Schuller Coleman's Sunday sermon, titled "Staying Salty" and based on Jesus' Sermon on the Mount, touched upon the trials and tribulations of maintaining a positive attitude and approach to life's complications, and emphaszied the importance of coming through those issues to remain a "mountain top dweller."
The sermon echoed themes relevant to what Schuller Coleman herself has been experiencing over the past few weeks, having left the iconic Crystal Cathedral church her father, the Rev. Robert H. Schuller, founded decades ago. As previously reported by The Christian Post, Schuller Coleman departed from the ministry and congregation to build a new church from scratch due to internal discord over theological, financial and intellectual rights related to Crystal Cathedral Ministries and its long-running "Hour of Power" televangelism broadcasts.
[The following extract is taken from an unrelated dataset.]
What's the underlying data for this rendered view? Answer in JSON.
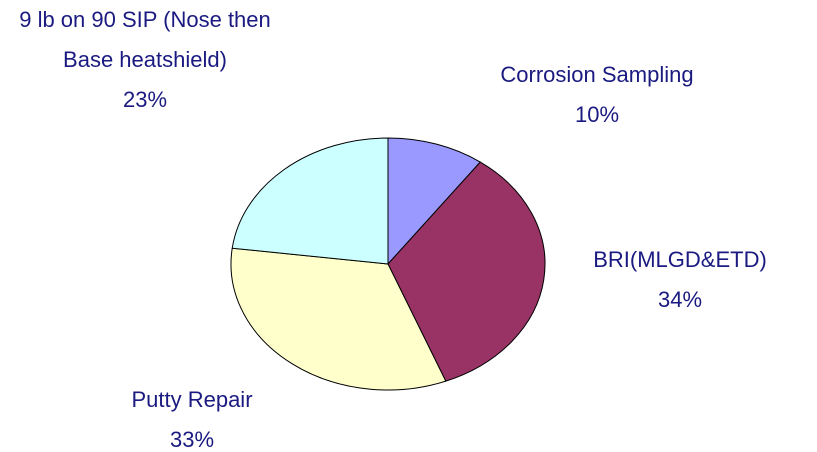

"It helps me refocus and reframe and look at the blessings that God's put in my life as opposed to focusing on all of my challenges," Schuller Coleman said as she discussed how maintaining a positive attitude helps overcome life's hurdles. "Looking forward instead of looking back. Looking at what I have left as opposed to what I have lost."
Sunday's sermon at the Anaheim Marriott Suites in Garden Grove, just miles away from the Crystal Cathedral campus, was part of a new series at the Hope Center of Christ called "Mountain Top Dwellers."
The Hope Center of Christ is the new breakaway church of Pastor Schuller Coleman and brother-in-law Jim Penner. The church made headlines weeks ago after holding its first worship gathering in a movie theater – something with which Schuller Coleman is familiar.
The pastor and eldest child of the Rev. Schuller was only four years old when her father began his ministry in a drive-in movie theater. Schuller's ministry eventually became one of America's most notable megachurches with a congregation that had up to 10,000 members at the height of its popularity, but family feuds and financial burdens brought the popular ministry to its knees and now the Crystal Cathedral is left without one member of the Schuller family as part of its ministries.
However, Schuller Coleman, who has been around to see the five-decades long evolution and demise of the church, is ready and willing to rebuild.
"Today is a birth day. We're birthing something new, and it brings up so many memories….This is a much bigger crowd than Dad had," the pastor told worshipers at the Hope Center of Christ's first meeting at the movie theater on March 18.
"We are going to learn how to be a strong church," she said. "We are not about a church building. We are about building a church."